Sunday, June 29, 2025

#edgarriceburroghs - Every Day With Edgar Rice Burroughs - June 29, 2025

 June 29, 2025 and fifty-two years ago on this day in 1973, actor Cecil Holland, who portrayed Colonel Vivier in the first authorized film based on a book by Edgar Rice Burrough, “The Lad and the Lion,” died. “The Lad and the Lion,” a silent film and one sadly lost, is about a young boy abandoned on a derelict ship with a lion. ERB wrote the pulp magazine version of the story in 1914 and revised and lengthened in 1938. “The Life of Pi” was written from 1999 to 2000 and published in 2001. Just saying. You don’t even have to use a decimal point to do the math.

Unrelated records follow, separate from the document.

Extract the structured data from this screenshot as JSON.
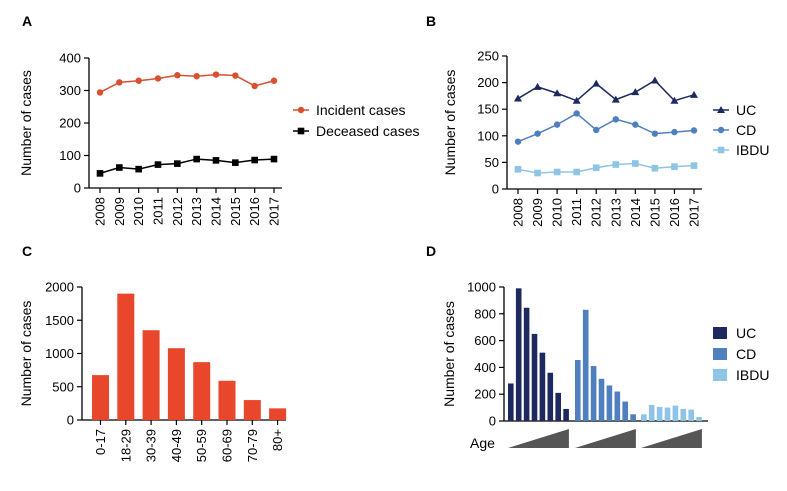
{
  "colors": {
    "incident": "#d94f30",
    "deceased": "#000000",
    "uc": "#1e2a5e",
    "cd": "#4f7fbf",
    "ibdu": "#8ec4e6",
    "age_bar": "#e8472b",
    "wedge": "#555555"
  },
  "chart_data": [
    {
      "panel": "A",
      "type": "line",
      "ylabel": "Number of cases",
      "ylim": [
        0,
        400
      ],
      "yticks": [
        0,
        100,
        200,
        300,
        400
      ],
      "x": [
        "2008",
        "2009",
        "2010",
        "2011",
        "2012",
        "2013",
        "2014",
        "2015",
        "2016",
        "2017"
      ],
      "series": [
        {
          "name": "Incident cases",
          "marker": "circle",
          "color_key": "incident",
          "values": [
            294,
            325,
            330,
            337,
            347,
            344,
            349,
            346,
            314,
            330
          ]
        },
        {
          "name": "Deceased cases",
          "marker": "square",
          "color_key": "deceased",
          "values": [
            45,
            63,
            58,
            72,
            75,
            89,
            85,
            78,
            86,
            89
          ]
        }
      ]
    },
    {
      "panel": "B",
      "type": "line",
      "ylabel": "Number of cases",
      "ylim": [
        0,
        250
      ],
      "yticks": [
        0,
        50,
        100,
        150,
        200,
        250
      ],
      "x": [
        "2008",
        "2009",
        "2010",
        "2011",
        "2012",
        "2013",
        "2014",
        "2015",
        "2016",
        "2017"
      ],
      "series": [
        {
          "name": "UC",
          "marker": "triangle",
          "color_key": "uc",
          "values": [
            170,
            192,
            180,
            166,
            198,
            168,
            182,
            204,
            166,
            177
          ]
        },
        {
          "name": "CD",
          "marker": "circle",
          "color_key": "cd",
          "values": [
            89,
            104,
            121,
            142,
            111,
            131,
            121,
            104,
            107,
            110
          ]
        },
        {
          "name": "IBDU",
          "marker": "square",
          "color_key": "ibdu",
          "values": [
            37,
            30,
            32,
            32,
            40,
            46,
            48,
            39,
            42,
            44
          ]
        }
      ]
    },
    {
      "panel": "C",
      "type": "bar",
      "ylabel": "Number of cases",
      "ylim": [
        0,
        2000
      ],
      "yticks": [
        0,
        500,
        1000,
        1500,
        2000
      ],
      "categories": [
        "0-17",
        "18-29",
        "30-39",
        "40-49",
        "50-59",
        "60-69",
        "70-79",
        "80+"
      ],
      "values": [
        675,
        1900,
        1350,
        1080,
        870,
        590,
        300,
        175
      ]
    },
    {
      "panel": "D",
      "type": "bar",
      "ylabel": "Number of cases",
      "xlabel": "Age",
      "ylim": [
        0,
        1000
      ],
      "yticks": [
        0,
        200,
        400,
        600,
        800,
        1000
      ],
      "series": [
        {
          "name": "UC",
          "color_key": "uc",
          "values": [
            280,
            990,
            845,
            650,
            510,
            360,
            210,
            90
          ]
        },
        {
          "name": "CD",
          "color_key": "cd",
          "values": [
            455,
            830,
            410,
            315,
            265,
            220,
            145,
            50
          ]
        },
        {
          "name": "IBDU",
          "color_key": "ibdu",
          "values": [
            50,
            120,
            105,
            100,
            115,
            90,
            85,
            30
          ]
        }
      ]
    }
  ]
}
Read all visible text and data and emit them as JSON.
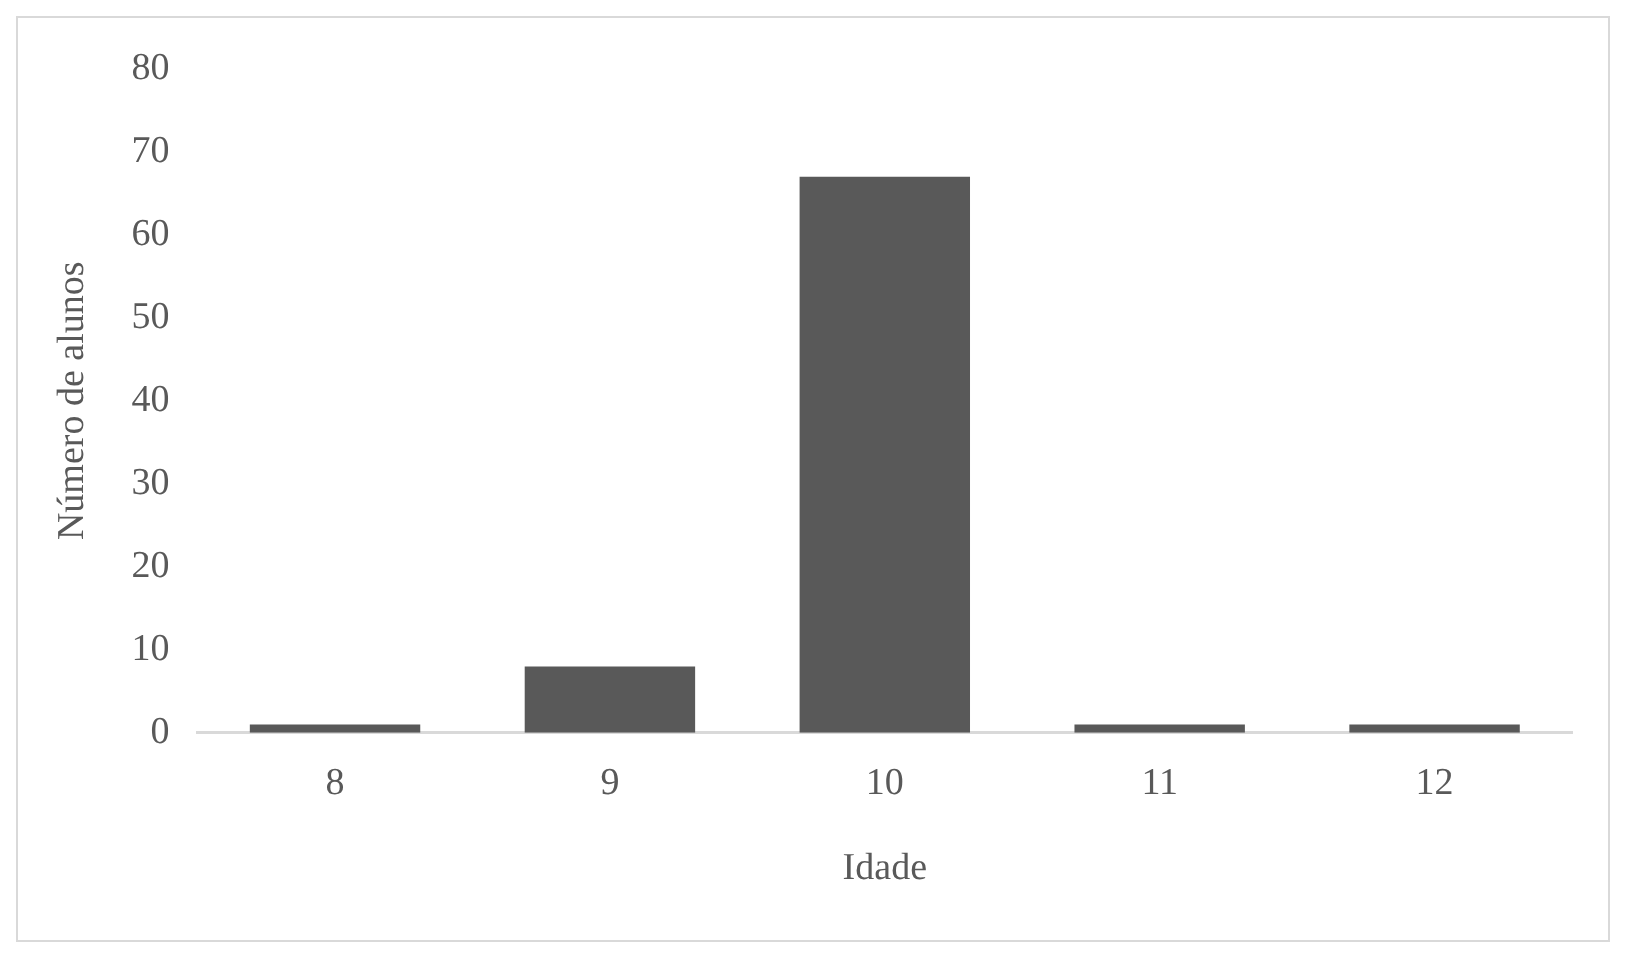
{
  "chart_data": {
    "type": "bar",
    "xlabel": "Idade",
    "ylabel": "Número de alunos",
    "categories": [
      "8",
      "9",
      "10",
      "11",
      "12"
    ],
    "values": [
      1,
      8,
      67,
      1,
      1
    ],
    "color": "#595959",
    "ylim": [
      0,
      80
    ],
    "yticks": [
      0,
      10,
      20,
      30,
      40,
      50,
      60,
      70,
      80
    ],
    "grid": false,
    "legend": false
  }
}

Publishing details about the book, information about the film, and an electronic version of the novel are available at: https://www.erbzine.com/mag7/0760.html
The film featured Vivian Reed, Will Machin, and Lafe Mckee. It was produced by the Selig Polyscope Company and directed by Alfred E. Green. The release of the film coincided with the publication of the story in All-Story Weekly, perhaps one of the first multimedia tie-ins in history.
Cecil Claude Holland was born in Gravesend-On-Thames in the UK and moved to San Francisco in the early 1900s. He helped with the city’s reconstruction after the famous fire.
Holland, who fought for the United States during WW1, later became an expert at applying make-up, and eventually left acting to do make-up full time. He was the first head of make-up for MGM.
He was known as “The Man of 1000 Faces,” a title inherited by Lon Chaney Sr. Chaney wrote the introduction to Cecil’s book, “The Art of Make-Up for Stage & Screen.”
The fictional 100 word drabble for today, “Don’t Bite the Hand That Makes You Pretty,” was inspired by Cecil’s career.
Lon Chaney said, “Cecil, does it bother you that people are calling me the man of a thousand faces.”
“No, Lon. It’s all yours. A makeup artist is a great gig, Steady work and good pay.”
“You make everyone into the best version of themselves.”
“Not really, Lon. I make people look like the best version of themselves. Beauty’s only skin deep and makeup is only an illusion. It doesn’t change who a person is.”
“Like Joan Crawford?”
“Yep. I told her that makeup won’t make her pretty inside unless she eats it. She beat me with a coat hanger.”